Signal present at op amp = 2.8VDC out
Signal not present at op amp = 0VDC out
That's it.
FUCKING SUPER DIODES WHAT THE FUCK
Wyatt Baker
Brody Rodriguez
That's brillaint, actually, but
1. Parts count uuughh
2. does it work on lower frequencies as well?
Connor Nguyen
this
Jacob Bennett
>does it work on lower frequencies as well?
Yes. The original purpose was to drive a motor from the Doppler frequency output of a 9 GHz motion detector which could go down to a few Hertz on slow motion while the amplitude is a measure of distance. That's why the (relatively) big 10uF capacitor at the input. The speed of the motor followed the 0..3 V output connected to the analog input of a PWM power amp.
>Parts count uuughh
Not really. Normally you count the pins (solder points), not the parts. Leave off the last stage and compare to your (incomplete) original circuit. There is also a single supply version, LM358 instead of TL082.
Andrew Thompson
Naturally, the problem arises from using diodes to rectify a small signal because of their voltage drop, so by the time it's rectified there's barely anything. One way to solve it is to amplify it first.

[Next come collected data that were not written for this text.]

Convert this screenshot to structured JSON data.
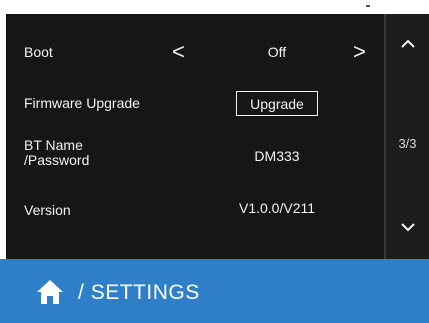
{
  "settings": {
    "boot": {
      "label": "Boot",
      "prev": "<",
      "value": "Off",
      "next": ">"
    },
    "firmware": {
      "label": "Firmware Upgrade",
      "button": "Upgrade"
    },
    "bt": {
      "label_line1": "BT Name",
      "label_line2": "/Password",
      "value": "DM333"
    },
    "version": {
      "label": "Version",
      "value": "V1.0.0/V211"
    }
  },
  "pager": {
    "page": "3/3",
    "up_icon": "chevron-up-icon",
    "down_icon": "chevron-down-icon"
  },
  "footer": {
    "icon": "home-icon",
    "separator": "/",
    "title": "SETTINGS"
  },
  "colors": {
    "screen_bg": "#161616",
    "footer_bg": "#2f7fc8",
    "text": "#f2f2f2"
  }
}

Pic related is pretty crude but you get the idea.
Landon Roberts
A gain of 20 may look impressive but doesn't change that much and now you have two diodes in series. The main drawback is that the output is no longer ground-referenced, it floats. This configuration can be used to drive a moving coil indicator, but not a meter. The idea behind the precision rectifier is to use the open-loop gain of an opamp to (almost) fully eliminate the diode voltage as shown in the picture. The current through R2 (and the instrument) precisely follows the input signal, even if it is small.
Luke Barnes
>The main drawback is that the output is no longer ground-referenced
I guess you could do half wave then, and you'd get rid of the two diodes in series problem. The ripples would be all sorts of fucked tho.
Jackson Parker
Here it is.
(4.5^-1 + 4.5^-1 + 9^-1)^-1 = 5.4
I dont know much about EE, but from a basic view your scheme looks like a AC to DC converter. When your switch isn't rectifying why do you assume current isn't flowing? The idea is to control the direction of the current by the loop and diodes, not to cut it off.
Bentley White
(4.5^-1 + 4.5^-1 + 9^-1)^-1 x 3 = 5.4
Mason Ramirez
Yes, that will certainly work. The next step would be to get rid of the inconvenient (+/-) dual supply requirement (which is possible) and pretty soon you realize that a simple transistor circuit can do all you need. The real challenge is a single supply (5V), dc-coupled full wave precision rectifier circuit..